When I was pregnant I called my Dad crying one night because I was so afraid that after I had the Twins I’d get lost in them and not be able to find myself. He told me I’d figure it out and that it would all be okay. I see now that he was right but I wasn’t completely wrong either. There are definitely things that I miss about my old life. Right now I’m stuck on one big question: How the hell am I supposed to be visually creative with a full time job and two tiny terrorists in the house?! I spend so much time trying to keep up with them, half ass clean my house, keep all of us fed, write my blog, and get my brain back to normal after work that I want to be creative but feel like I almost don’t know how anymore. My old hobbies seem too involved and/or expensive for my current lifestyle. The thought of getting excited to start on a project only to have to put it down after a few minutes when a baby starts crying seems even worse than not starting at all.
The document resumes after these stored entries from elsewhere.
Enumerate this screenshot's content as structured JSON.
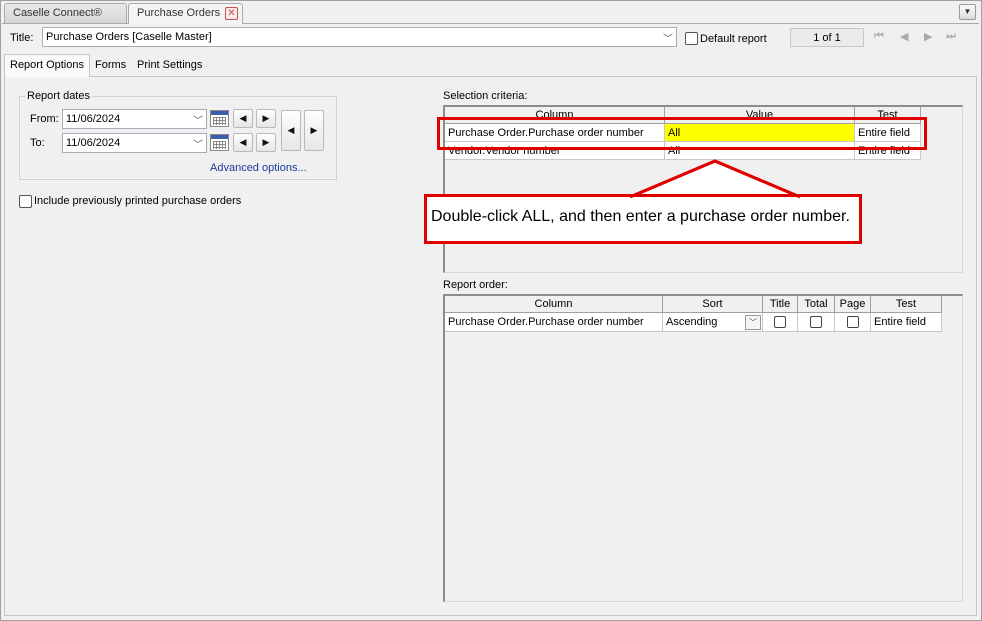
{
  "doc_tabs": [
    {
      "label": "Caselle Connect®"
    },
    {
      "label": "Purchase Orders"
    }
  ],
  "title_row": {
    "label": "Title:",
    "value": "Purchase Orders [Caselle Master]",
    "default_report_label": "Default report",
    "page_indicator": "1 of 1"
  },
  "sub_tabs": [
    {
      "label": "Report Options"
    },
    {
      "label": "Forms"
    },
    {
      "label": "Print Settings"
    }
  ],
  "report_dates": {
    "legend": "Report dates",
    "from_label": "From:",
    "from_value": "11/06/2024",
    "to_label": "To:",
    "to_value": "11/06/2024",
    "advanced_link": "Advanced options..."
  },
  "include_printed_label": "Include previously printed purchase orders",
  "selection_criteria": {
    "label": "Selection criteria:",
    "headers": [
      "Column",
      "Value",
      "Test"
    ],
    "rows": [
      {
        "column": "Purchase Order.Purchase order number",
        "value": "All",
        "test": "Entire field"
      },
      {
        "column": "Vendor.Vendor number",
        "value": "All",
        "test": "Entire field"
      }
    ]
  },
  "callout_text": "Double-click ALL, and then enter a purchase order number.",
  "report_order": {
    "label": "Report order:",
    "headers": [
      "Column",
      "Sort",
      "Title",
      "Total",
      "Page",
      "Test"
    ],
    "rows": [
      {
        "column": "Purchase Order.Purchase order number",
        "sort": "Ascending",
        "title": false,
        "total": false,
        "page": false,
        "test": "Entire field"
      }
    ]
  },
  "colors": {
    "highlight": "#ffff00",
    "callout_border": "#e00000",
    "link": "#1a3b9e"
  }
}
Before I had The Hun and The Conqueror I had so many hobbies that I’d pick up and put down at random. A perusal of my craft supplies reveals them to me. Plastic molds and blocks of glycerine remind me that soap making was entertaining for a while. (That one pretty much went the way of the Dodo when I realized that I was a sub-par soap maker who couldn’t figure out what to do with all of my weird smelling soap.) A box of yarn and the start to a blanket from my crochet/loom days. I pick this up during the winter but this year things were too crazy and it’s too damn hot to sit covered in yarn in the summer. Beads of various sorts take me back to the many times I’ve embraced the Janis Joplin look and draped myself with strings and strings of beads. Bags of buttons and mirrors from some collage projects. Squares for the top of my crazy quilt piled up waiting to be sewn together. Tools from the pottery classes I took that I keep saying I’ll take again.
Harder to look at are the relics of my favorite mediums. These are the hobbies that I’ve let lie partially out of fear. The fear is admittedly irrational…and yet I find it hard not to lend it an ear. What if I’ve lost my skill (not that I was ever amazing to begin with)? What if I can’t create anything? What if I’ve changed and the things that brought me such joy are no longer pleasurable to me? The half filled sketch pads. The boxes of colored pencils. Ziplock bags filled with colorful embroidery thread. Thread that I used so long ago as I spent hours decorating jeans and book sacks. My paints. My box of paints and my brushes are the worst. I keep them out of sight. They make me sad and a little guilty. Seeing my paints makes me long for the time before kids. For the time when I could skip dinner and go straight to painting and paint until I was satisfied with my work without anyone bugging me.
I grew up watching my Mom scrapbook, sew, and craft when she had the opportunities to. I love those memories of us together and enjoy it to this day when I get to watch her show off her projects with pride. She likes to say that I make her do projects all the time but we both know that she comes up with most of the ideas on her own. I’ll find artistic me again. I have to for my sake and for my kids’. Maybe I’ll even find a new creative hobby to add to my list.